1671 They had set out from Cambridge, Massachusetts the day before, ‘not without much apprehension of a tedious and hazardous journey’, as Taylor wrote in his diary, ‘the snow being about Mid-leg deepe, the way unbeaten … over rocks and mountains’. Now, on day two of the 100-mile trek, ‘we lost our way in the snow and woods, which hindered us some 3 or 4 miles: but finding it again by the markt trees, on we went’, until they ‘came in, through mercy, in health, to our Lodgen [lodging]’.
And so America’s most gifted and prolific poet until Emily Dickinson came along nearly 200 years later made his arduous winter way to Westfield, a small farming town in the Connecticut River Valley, where he would serve as the community’s pastor and physician until his retirement in 1725, four years before his death.
The decision to go can’t have been easy. Born the son of a Leicestershire yeoman farmer, and grammar school-educated, Taylor may even have matriculated at the English Cambridge before emigrating to New England following the Act of Uniformity of 1662. At Harvard College he entered with advanced status and graduated with distinction, after which he was offered a college fellowship. Yet when the call came from the beleaguered community on the frontier, he saw it as his Christian duty to answer it.

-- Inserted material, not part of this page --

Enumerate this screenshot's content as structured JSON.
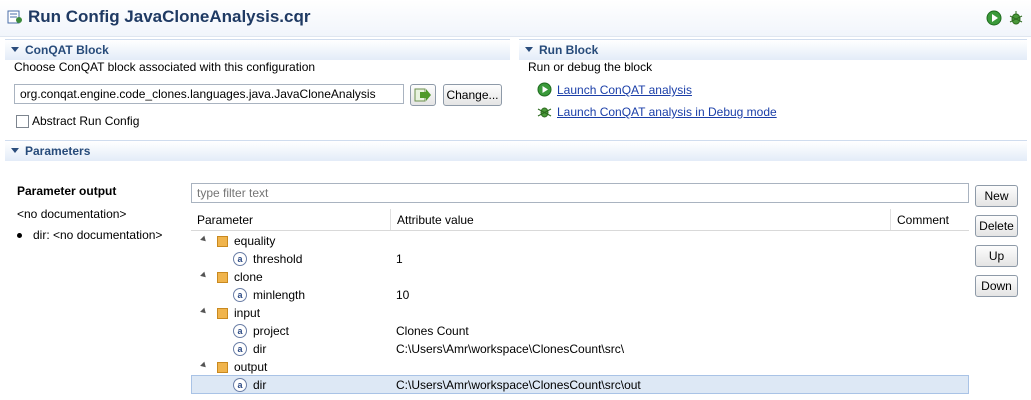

Every three months or so, Taylor’s congregation would celebrate Holy Communion – or what they called the Lord’s Supper. This called for a special sermon and – the night before – a meditation on the text to be preached on. Taylor’s ‘sacrificial meditations’ were in verse, following the model of George Herbert, whose work he had known and loved since his school days. So America’s only metaphysical poet was still writing in the 1720s, when England had moved on into the age of wit and elegance, of Dryden and Shadwell, and verse satire in decasyllabic couplets. There’s something very New England about Taylor’s story.